Stocks Rally on Economic Hardships
The coronavirus and the stock market are racing to post big numbers. The virus has put 33 million out of work and sadly killed 75,000 of the 1,290,000 it’s infected in the United States, far more than Vietnam and 9/11 combined. The US stock markets, however, are on track to hit all-time highs.
The sum of American business today is being valued at around a quarter more than it was a month ago, according to rises on the Dow Jones index. But weirdly, almost no investors – young, old, rich or poor – had these numbers on their bingo cards a month ago.

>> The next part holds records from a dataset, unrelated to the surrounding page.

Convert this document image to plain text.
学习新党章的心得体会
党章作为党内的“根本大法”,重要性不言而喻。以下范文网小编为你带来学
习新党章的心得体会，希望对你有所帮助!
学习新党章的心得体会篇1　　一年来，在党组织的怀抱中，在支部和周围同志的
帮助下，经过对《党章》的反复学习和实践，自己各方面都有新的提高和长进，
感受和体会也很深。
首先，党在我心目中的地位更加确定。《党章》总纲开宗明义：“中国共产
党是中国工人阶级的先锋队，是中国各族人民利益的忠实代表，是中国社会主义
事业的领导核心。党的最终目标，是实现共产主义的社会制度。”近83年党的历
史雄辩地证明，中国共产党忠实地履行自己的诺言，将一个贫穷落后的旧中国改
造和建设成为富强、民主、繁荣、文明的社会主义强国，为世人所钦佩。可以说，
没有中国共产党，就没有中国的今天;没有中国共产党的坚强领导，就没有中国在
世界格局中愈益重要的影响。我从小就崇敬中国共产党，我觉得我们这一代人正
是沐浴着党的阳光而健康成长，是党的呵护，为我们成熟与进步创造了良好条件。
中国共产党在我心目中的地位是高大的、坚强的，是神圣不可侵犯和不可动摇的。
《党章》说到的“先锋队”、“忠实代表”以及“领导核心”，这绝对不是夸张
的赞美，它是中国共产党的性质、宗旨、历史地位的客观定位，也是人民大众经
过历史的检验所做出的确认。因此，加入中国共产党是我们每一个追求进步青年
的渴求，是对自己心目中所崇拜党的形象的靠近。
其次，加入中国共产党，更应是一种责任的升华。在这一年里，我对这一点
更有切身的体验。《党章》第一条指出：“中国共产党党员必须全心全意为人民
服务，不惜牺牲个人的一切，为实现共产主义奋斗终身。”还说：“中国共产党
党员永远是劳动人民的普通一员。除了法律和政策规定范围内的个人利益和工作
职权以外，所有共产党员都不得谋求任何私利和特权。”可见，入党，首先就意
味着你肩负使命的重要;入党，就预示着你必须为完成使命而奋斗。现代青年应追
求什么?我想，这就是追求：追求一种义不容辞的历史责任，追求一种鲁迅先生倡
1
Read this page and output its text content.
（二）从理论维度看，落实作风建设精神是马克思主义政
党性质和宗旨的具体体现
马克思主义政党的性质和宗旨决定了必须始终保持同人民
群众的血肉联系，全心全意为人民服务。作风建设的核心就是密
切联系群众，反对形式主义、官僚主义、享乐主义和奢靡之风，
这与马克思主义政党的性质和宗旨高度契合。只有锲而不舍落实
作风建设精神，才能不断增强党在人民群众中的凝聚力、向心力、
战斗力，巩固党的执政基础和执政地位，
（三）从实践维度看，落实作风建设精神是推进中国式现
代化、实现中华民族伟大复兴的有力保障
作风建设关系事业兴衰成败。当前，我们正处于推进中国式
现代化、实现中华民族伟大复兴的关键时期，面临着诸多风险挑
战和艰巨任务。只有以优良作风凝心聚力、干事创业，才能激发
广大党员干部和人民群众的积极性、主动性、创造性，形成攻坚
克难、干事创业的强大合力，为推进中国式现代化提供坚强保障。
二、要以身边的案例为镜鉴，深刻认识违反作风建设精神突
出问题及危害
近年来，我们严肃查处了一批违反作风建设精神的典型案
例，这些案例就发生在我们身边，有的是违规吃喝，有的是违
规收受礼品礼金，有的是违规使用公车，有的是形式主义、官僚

When the market rallies, it’s usually impossible to escape irrational exuberance. The bulls control the narrative. This has changed, and now everyone’s head is in a spin. It seems bears control the narrative, but not the markets. There are some calling the recent gains fake, cussing out “irrational markets” for ignoring current realities, but it can’t be so…
There’s no such thing as a rational or irrational market. You can’t keep up binary rights and wrongs in a financial mosh-pit of opinion and prediction, which is exactly what the stock markets are. It’s about who can see the farthest, clearest into a hazy future.
There’s a paradoxical argument that stock markets are going up despite the global recession due to reasons of economic law. “Interest rates are like gravity to stock prices,” Warren Buffett likes to say. If they’re low (like right now), bonds are less attractive. The natural substitute for bonds are stocks, so are we witnessing a fixed income migration?
It’s also helped for the Federal Reserve to pile on other forms of stimulus, such as quantitative easing and small business loan relief. We will never know for sure why markets do what they do, but they have a knack for working themselves out in the end. We should all do well as business owners for life!